Mas o que dissemos acima não exime, em hipótese alguma, as Faculdades de Letras de culpa nesse processo deteriorado de aprendizagem do Português, uma vez que elas poderiam aumentar de modo considerável aqueles pequenos acréscimos que dão aos seus formandos, se com prioridade pensassem na formação do professor de 1º e 2º graus. Favoreceria esse propósito, além naturalmente do desenvolvimento de maior consciência desse objetivo fundamental, uma profunda discussão de reformulação curricular no 3º grau, que possibilitasse, não só maior ênfase ao ensino vernáculo, como também a divisão deste, em pelo menos uma primeira metade de estudos predominantemente lingüísticos apontando para a língua veicular, e uma segunda metade de estudos literários explorando a visão estética da língua.

Assim, vemos que tem de haver preocupação, e muita, com problemas do 1º e 2º graus, principalmente da parte dos professores que assumem a responsabilidade pela formação de docentes desses níveis. É sempre com satisfação e reconhecimento que se há de cumprir, em qualquer setor universitário, a árdua tarefa de organizar trabalhos que estimulem a necessária integração entre os vários níveis de ensino, sem dúvida uma das metas mais promissoras para os cursos de graduação e, mesmo, para os de pós-graduação do ensino de 3º grau.

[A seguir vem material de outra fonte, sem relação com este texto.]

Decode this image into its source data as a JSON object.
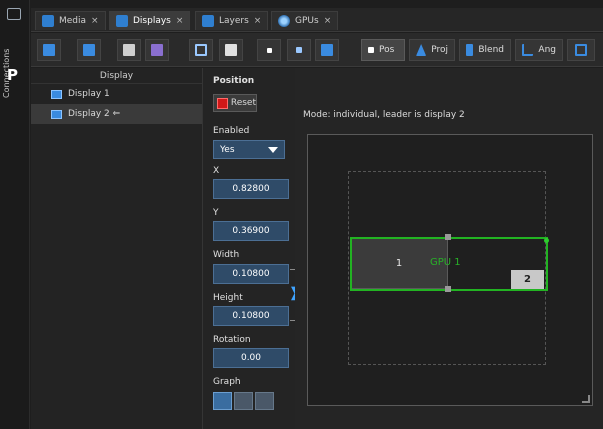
{
  "sidebar": {
    "vertical_label": "Connections",
    "logo_letter": "P"
  },
  "tabs": [
    {
      "label": "Media",
      "close": "×"
    },
    {
      "label": "Displays",
      "close": "×"
    },
    {
      "label": "Layers",
      "close": "×"
    },
    {
      "label": "GPUs",
      "close": "×"
    }
  ],
  "toolbar": {
    "pos_label": "Pos",
    "proj_label": "Proj",
    "blend_label": "Blend",
    "ang_label": "Ang"
  },
  "display_list": {
    "header": "Display",
    "items": [
      "Display 1",
      "Display 2 ⇐"
    ]
  },
  "properties": {
    "position_heading": "Position",
    "reset_label": "Reset",
    "enabled_label": "Enabled",
    "enabled_value": "Yes",
    "x_label": "X",
    "x_value": "0.82800",
    "y_label": "Y",
    "y_value": "0.36900",
    "width_label": "Width",
    "width_value": "0.10800",
    "height_label": "Height",
    "height_value": "0.10800",
    "rotation_label": "Rotation",
    "rotation_value": "0.00",
    "graph_label": "Graph"
  },
  "mapping": {
    "mode_text": "Mode: individual, leader is display 2",
    "display1_label": "1",
    "gpu_label": "GPU 1",
    "display2_label": "2"
  },
  "colors": {
    "accent": "#3a8be0",
    "gpu_outline": "#22b322",
    "reset_red": "#d01818"
  }
}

Teoricamente, seria desnecessário referir aqui a complexidade do ensino do Português como língua materna, tendo em vista o grau de competência lingüística de que já é portadora a criança quando entra na escola. É claro que, sendo a competência de língua oral, cumpre iniciar e desenvolver a língua escrita, desde logo o professor considerando a importância das diferenças entre o oral e o escrito, e sabendo pôr em evidência sempre a precedência da primeira modalidade de linguagem. Talvez também fosse dispensável lembrar que é o Português o suporte de todas as outras disciplinas, que dele se servem para veicular suas técnicas e seus conhecimentos, sendo justo que já viesse a merecer maior consideração por esse caráter multidisciplinar.

Nunca é demais, todavia, ainda teoricamente, tornar redundantes algumas afirmações sobre problemas que se detectam no 1º e 2º graus. Queremos nos referir, de forma ligeira, dentro do espaço de que dispomos, a alguns pontos que nos parecem fundamentais no tratamento de questão tão significativa.

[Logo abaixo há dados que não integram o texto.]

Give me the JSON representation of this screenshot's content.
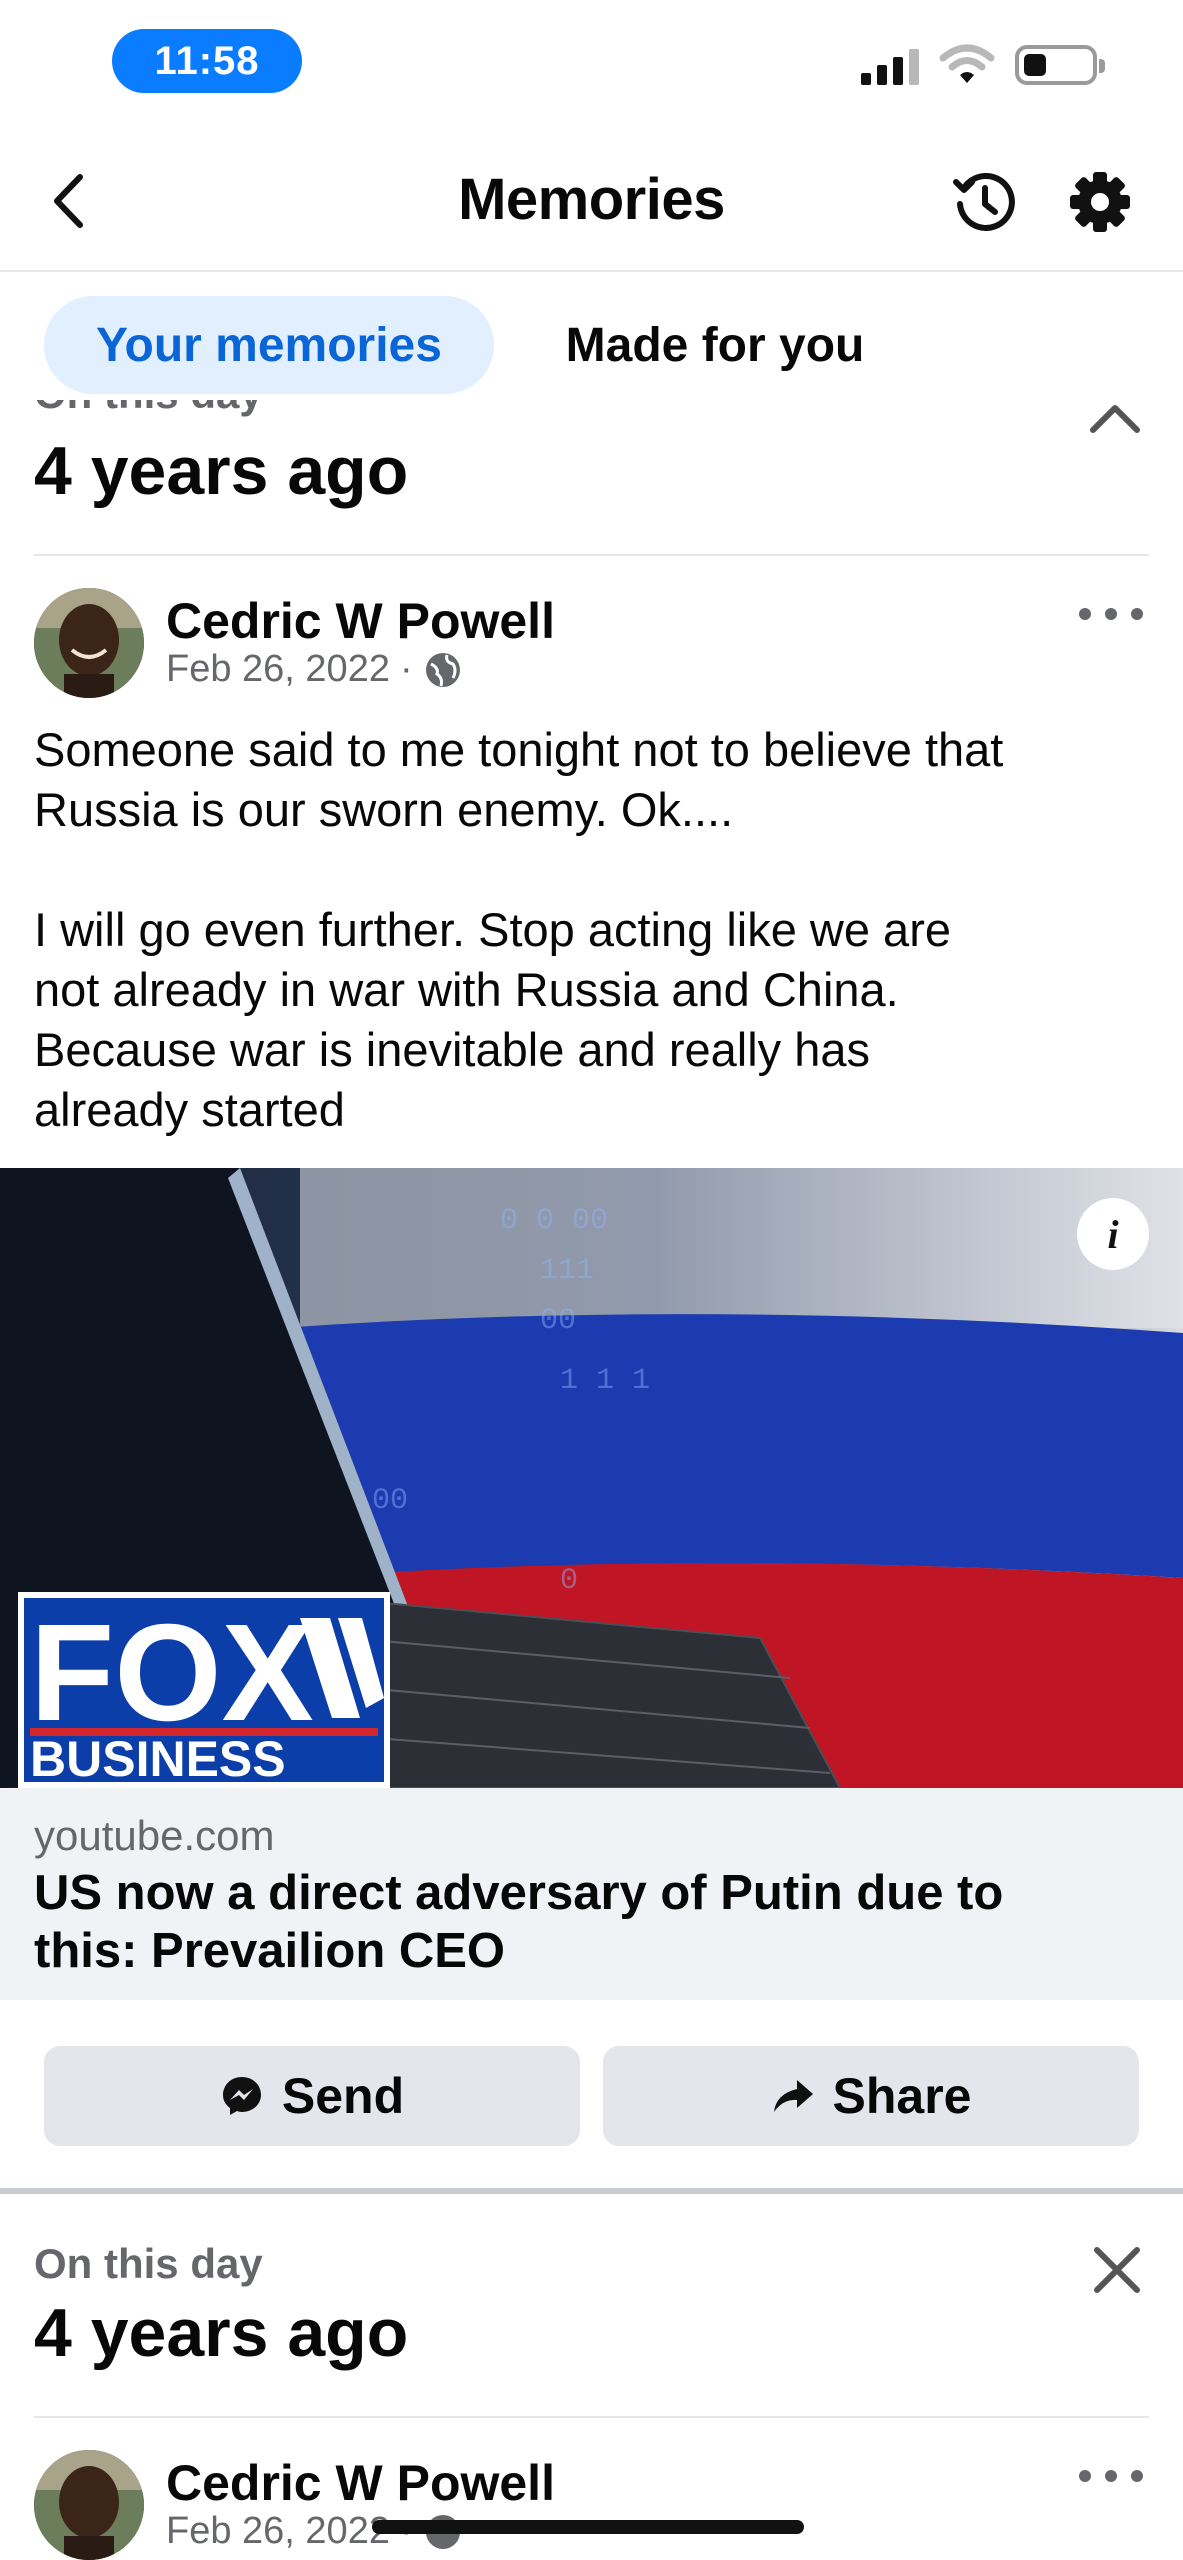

A disciplina de Português, no 1º e 2º graus, funciona como se fosse um Departamento, sem que tenha a unidade e a estrutura departamental. Constitui-se no geral de bom número de docentes, que se distribuem por séries diversas, com muitos alunos, a tratar de problemas de alfabetização, a tratar de problemas da fala e da escrita, da preocupação em firmar as estruturas básicas da língua, em desenvolver a criatividade dos alunos, em lhes ministrar noções básicas da história da língua e, ainda, tendo de lhes dar vasto panorama da literatura nacional e também da antecedente, a portuguesa.

Percebe-se que o docente está inserido num complexo de conteúdos, os quais, mais racionalmente, deveriam ser distribuídos em disciplinas diversas, ou pelo menos em duas: uma que cuidasse da língua com seu caráter veicular, como meio objetivo de comunicação; e outra, que procurasse explorar a estética da língua, para estimular a leitura e desenvolver a criatividade dos alunos, bem como os conhecimentos mínimos de literatura que são programados no 2º grau. Trata-se de uma cisão meramente didática, que no mesmo nível poderia ter o seu ponto de encontro numa terceira disciplina, a de Técnica de Redação, com a aplicação dos recursos lingüísticos e literários assimilados.

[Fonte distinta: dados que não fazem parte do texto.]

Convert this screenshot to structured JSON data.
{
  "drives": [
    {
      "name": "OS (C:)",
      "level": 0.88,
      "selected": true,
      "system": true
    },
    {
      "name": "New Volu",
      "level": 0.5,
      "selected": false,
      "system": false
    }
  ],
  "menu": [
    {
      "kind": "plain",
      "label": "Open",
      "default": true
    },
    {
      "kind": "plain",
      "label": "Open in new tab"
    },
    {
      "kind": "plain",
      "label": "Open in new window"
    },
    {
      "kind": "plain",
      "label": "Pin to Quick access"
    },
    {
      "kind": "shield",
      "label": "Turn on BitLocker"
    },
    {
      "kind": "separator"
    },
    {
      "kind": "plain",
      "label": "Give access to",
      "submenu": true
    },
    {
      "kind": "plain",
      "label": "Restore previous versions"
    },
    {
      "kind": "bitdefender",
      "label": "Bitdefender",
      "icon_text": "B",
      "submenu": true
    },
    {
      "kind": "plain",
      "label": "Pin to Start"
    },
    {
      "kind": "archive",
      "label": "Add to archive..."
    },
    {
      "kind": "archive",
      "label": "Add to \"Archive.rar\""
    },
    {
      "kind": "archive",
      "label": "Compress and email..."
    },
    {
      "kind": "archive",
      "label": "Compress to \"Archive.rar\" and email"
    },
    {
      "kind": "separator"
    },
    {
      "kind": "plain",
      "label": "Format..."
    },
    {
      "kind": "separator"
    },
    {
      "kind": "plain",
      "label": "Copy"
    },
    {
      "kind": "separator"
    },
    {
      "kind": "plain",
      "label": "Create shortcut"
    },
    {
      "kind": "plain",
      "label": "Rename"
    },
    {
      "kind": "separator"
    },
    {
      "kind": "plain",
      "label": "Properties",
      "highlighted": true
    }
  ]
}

Essa divisão de trabalho poderia dar melhores condições a muitos docentes que, com muitas aulas e muitos alunos, ainda têm o dever de se distribuírem por conteúdos heterogêneos, no geral privilegiando os de sua preferência e deixando à sombra aqueles para os quais têm menos motivação, como é o caso, por exemplo, da árdua – mas muito importante – tarefa de correção e comentários das redações propostas. E ainda teria o mérito de evitar a defasagem que praticamente existe, entre 1º e 3º graus, quanto à continuidade dos estudos gramaticais, bem como evitar, no máximo possível, o conflito da expressão comum da língua com a de textos altamente literários, um dos fatores, parece-nos, da quebra da seqüência do comportamento perante a língua, entre a 4ª e a 5ª séries do 1º grau.

De outra parte, não podemos deixar de nos referir aqui, ainda que de passagem, ao papel do livro didático, tanto mais significativo quanto menor for a formação do docente, que, diante da dificuldade em que inicialmente se encontra, não tem dúvida em seguir na totalidade a linha de trabalho do compêndio que lhe é sugerido ou imposto. Paradoxalmente, começamos por dizer que consideramos o livro didático como positivo colaborador do docente, mas em razão específica dos exercícios já montados, que poupam o esforço e o tempo de quem tem, por motivo óbvio de salário aviltado, a necessidade de ministrar grande número de aulas. E mesmo sobre esses exercícios, parece natural supor que a melhor formação do professor lhe possa dar condições suficientes de selecioná-los e de adequá-los ao nível trabalhado, enquanto que, em muitos casos, o livro didático não revela esse necessário cuidado. Tal problema de adequação e de seqüência no livro didático é mais flagrante no selecionar dos textos, que em grande parcela deixam de ser úteis, ou chegam até a causar dificuldades, ao docente que se entrega inteiramente à orientação do compêndio utilizado. O professor precisa então recorrer à sua reflexão crítica, para conduzir o livro didático e não ser conduzido por ele, se quiser obter satisfatório resultado em seu ensino. Maior mal, ainda, é o malfadado Livro do Professor que, proposto para evitar dificuldades ao docente, acaba paradoxalmente por comprometer-lhe o desempenho, uma vez que lhe anula a oportunidade de uma reflexão iterativa sobre a matéria e, por conseqüência, o ensejo de poder solidificar cada vez mais os seus conhecimentos.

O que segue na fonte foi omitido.